While the concept of predicting injuries appears to be more fiction than fact, we side with Bahr[1] in affirming that the screening of athletes will not predict injury. There is however, emerging evidence that in future we may move away from risk factors towards recognizing injury patterns [6], because of the ‘reductionist’ lens through which risk factors views the inherently complex and multifactorial nature of injuries.

The role of screening should not be vilified as it provides valuable interaction between clinician and athlete, as well as an opportunity to collaborate with coaching staff to optimize athletic performance. However, we recommend that clinicians be advocates for the evidence in this instance and understand the fundamental differences between association and prediction from a statistical point of view when making decisions based on screening.

Conflict of Interest:

None Declared.

References:

1. Bahr R. Why screening tests to predict injury do not work – and probably never will…: a critical review. British Journal of Sports Medicine. 206;50(13):776-80.

2. McCall A, Fanchini M, Coutts A. Prediction: The Modern Day Sport Science/Medicine ‘Quest for the Holy Grail’ 2017. 1-11 p.

3. Pepe MS, Janes H, Longton G, Leisenring W, Newcomb P. Limitations of the Odds Ratio in Gaugin the Performance of a Diagnostic, Prognostic, or Screening Marker. American Journal of Epidemiology. 2004;159(9):882-90

4. Dyk Nv, Bahr R, Whiteley R, Tol JL, Kumar BD, Hamilton B, et al. Hamstrings and Quadriceps Isokinetic Strength Deficits Are Weak Risk Factors for Hamstring Strain Injuries. The American Journal of Sports Medicine. 2016;44(7):1789-95.
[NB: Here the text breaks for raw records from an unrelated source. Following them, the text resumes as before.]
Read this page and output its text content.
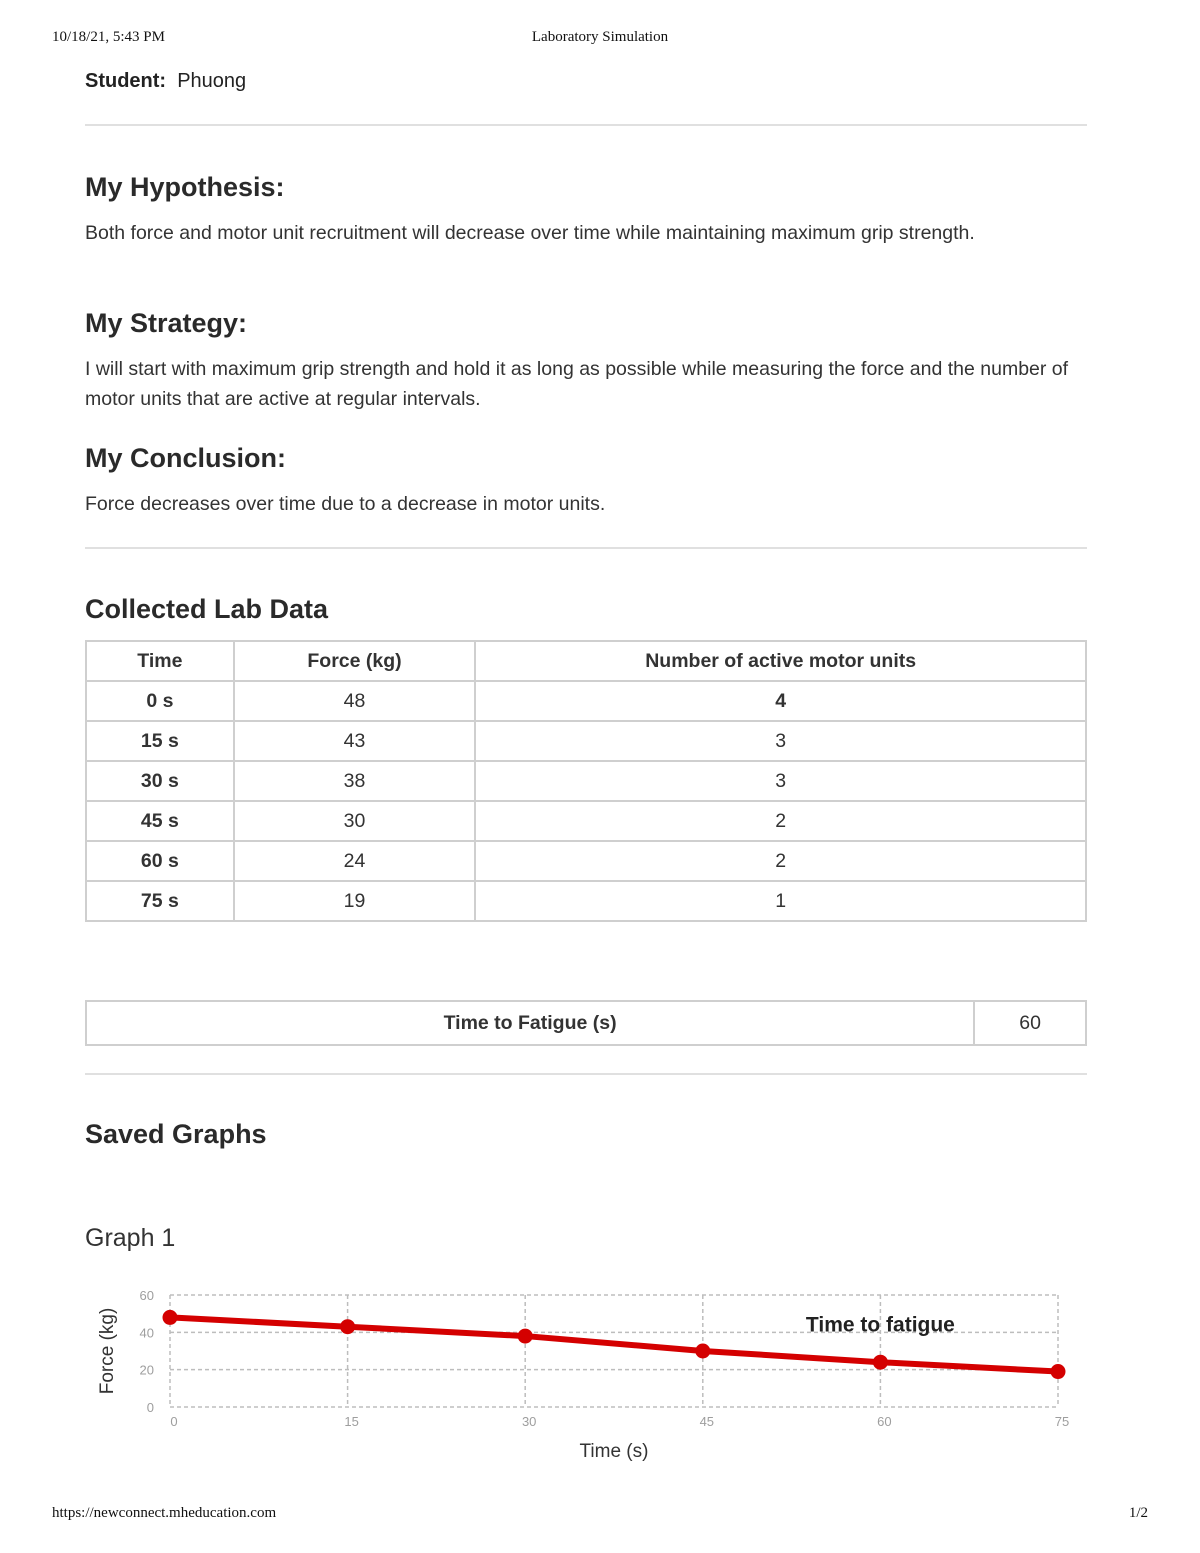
10/18/21, 5:43 PM	Laboratory Simulation
Student: Phuong
My Hypothesis:

Both force and motor unit recruitment will decrease over time while maintaining maximum grip strength.

My Strategy:

I will start with maximum grip strength and hold it as long as possible while measuring the force and the number of motor units that are active at regular intervals.

My Conclusion:

Force decreases over time due to a decrease in motor units.

Collected Lab Data
Time	Force (kg)	Number of active motor units
0 s	48	4
15 s	43	3
30 s	38	3
45 s	30	2
60 s	24	2
75 s	19	1
Time to Fatigue (s)	60
Saved Graphs
Graph 1
0
20
40
60
0	15	30	45	60	75
Time (s)
Force (kg)	Time to fatigue
https://newconnect.mheducation.com	1/2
5. Van Mechelen W, Hlobil H, Kemper H. Incidence, Severity, Aetiology and Prevention of Sports Injuries: A Review of Concepts1992. 82-99 p.

6. Bittencourt NFN, Meeuwisse WH, Mendonca LD, Nettel-Aguirre A, Ocarino JM, Fonseca ST. Complex systems approach for sports injuries: moving from risk factor identification to injury pattern recognition – narrative review and new concept. British Journal of Sports Medicine. 2016;50(21):1309-14.